T’Pol asks how long they would propose staying. Months? Years? Decades? Then mentions that the Vulcans came to Earth (at the end of First Contact) to help them, and that they were still there almost a century later. Archer then says he’s starting to understand how the Vulcans must’ve felt when they made first contact.

Sorry for rambling. I love the weighty issues Star Trek used to dive into. I miss it. :)

I always got the impression that the Federation government is pretty bureacratic, with a certain amount of tunnel vision and siloing. I don’t think the entire federation has to be full of xenophobes for Starfleet to be in the middle of an cautious, non-interventionist phase, and that might have been enough to cause Picard to resign, especially after his failure to save the Romulans (which he clearly takes super personally).

I agree with you about the PD (Adn thanks for the canon references!) but the same logic applies - after rescuing the Romulans how long are the Federation stuck helping them?
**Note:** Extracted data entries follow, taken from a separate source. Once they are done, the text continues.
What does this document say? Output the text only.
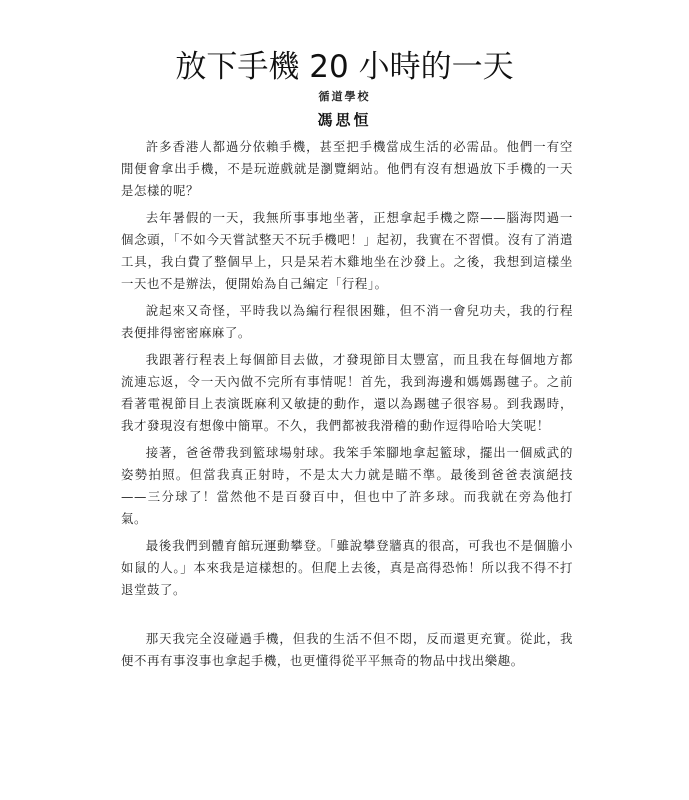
放下手機 20 小時的一天
循道學校
馮思恒

許多香港人都過分依賴手機，甚至把手機當成生活的必需品。他們一有空閒便會拿出手機，不是玩遊戲就是瀏覽網站。他們有沒有想過放下手機的一天是怎樣的呢？

去年暑假的一天，我無所事事地坐著，正想拿起手機之際——腦海閃過一個念頭，「不如今天嘗試整天不玩手機吧！」起初，我實在不習慣。沒有了消遣工具，我白費了整個早上，只是呆若木雞地坐在沙發上。之後，我想到這樣坐一天也不是辦法，便開始為自己編定「行程」。

說起來又奇怪，平時我以為編行程很困難，但不消一會兒功夫，我的行程表便排得密密麻麻了。

我跟著行程表上每個節目去做，才發現節目太豐富，而且我在每個地方都流連忘返，令一天內做不完所有事情呢！首先，我到海邊和媽媽踢毽子。之前看著電視節目上表演既麻利又敏捷的動作，還以為踢毽子很容易。到我踢時，我才發現沒有想像中簡單。不久，我們都被我滑稽的動作逗得哈哈大笑呢！

接著，爸爸帶我到籃球場射球。我笨手笨腳地拿起籃球，擺出一個威武的姿勢拍照。但當我真正射時，不是太大力就是瞄不準。最後到爸爸表演絕技——三分球了！當然他不是百發百中，但也中了許多球。而我就在旁為他打氣。

最後我們到體育館玩運動攀登。「雖說攀登牆真的很高，可我也不是個膽小如鼠的人。」本來我是這樣想的。但爬上去後，真是高得恐怖！所以我不得不打退堂鼓了。

那天我完全沒碰過手機，但我的生活不但不悶，反而還更充實。從此，我便不再有事沒事也拿起手機，也更懂得從平平無奇的物品中找出樂趣。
Remember the Romulans certainly are both xenophobic and brutally factional. All I’m saying is that I can see how an honest non-interventionist might not want to get involved, especially after the destruction on Mars, without there being some collapse in the morality of Starfleet.

Now if this is all foreshadowing a “something is rotten in the heart of Starfleet” plot then I agree, that would be pretty disappointing.

We’ll see I suppose. I plan to watch at least the next couple of episodes and see if it grows on me, but I’m not very hopeful on that front. I just miss Roddenberry’s vision of what Star Trek was really about, and see this change to the Federation’s attitude as fundamentally illogical and antithetical to the universe they had created from TOS up through Voyager, and even Enterprise to some extent - and humanity’s place in it.

I watched the RLM video last night, those guys are always fun but those criticisms are seriously overblown.

First, kind of ridiculous that they spend several minutes griping about the unlikelihood of the Romulan supernova and how long that would take. Sure, under normal circumstances I’d expect that to develop over a much longer timeframe but do we know if these are normal circumstances? Might the supernova have been induced somehow? I don’t know the answer to that but let’s say it wasn’t - are they trying to argue that Trek has always been a bastion of good science, and never cut corners for narrative sake? Because I’ve got a derisive snort all primed for that argument.

Second, they’re cherry picking their old TOS precedent for racism. It’s not terribly meaningful to say racism has been abolished in the future because Uhura doesn’t recognize an epithet. A much better example would be one of my favorites, “Balance of Terror” where several Enterprise crew members turn on Spock just because of his physical resemblance to Romulans. Oh yeah, xenophobia? Problem solved.

And I’m not even clear why they’re blaming the Federation deciding not to assist the Romulan exodus with xenophobia or racism to begin with. The Federation commits 10,000 ships to the effort and then backs out when they, and the construction yard used to create them, is destroyed. Sounded like the argument made was why help a non-Federation civilization when those resources could be used here? Definitely not a pleasant conclusion, you’d think their better angels would prevail in a time of need, but you see this argument all the time when foreign aid is brought up. Some may argue due to racism, that’s undeniable, but that’s not necessarily at the heart of the argument.

And they’re really going to claim that it’s never explained why Data’s painting looks like Dahj? When they say explicitly that Maddox based her looks on the painting? Seriously, there are valid nit picky arguments to be made about the episode. Why were the Utopia Planitia shipyards shown on the surface of Mars when previously we’ve seen them in orbit around Mars? Why did Picard and Dahj escape up to that roof, boxing themselves in? There were some strange calls made but it was hardly a disaster of an episode.

I’ll at least give them credit for pointing out the inherent ridiculousness of reviewing just the first episode of the series. I don’t know if I can sit through nine more sessions of old man belly aching.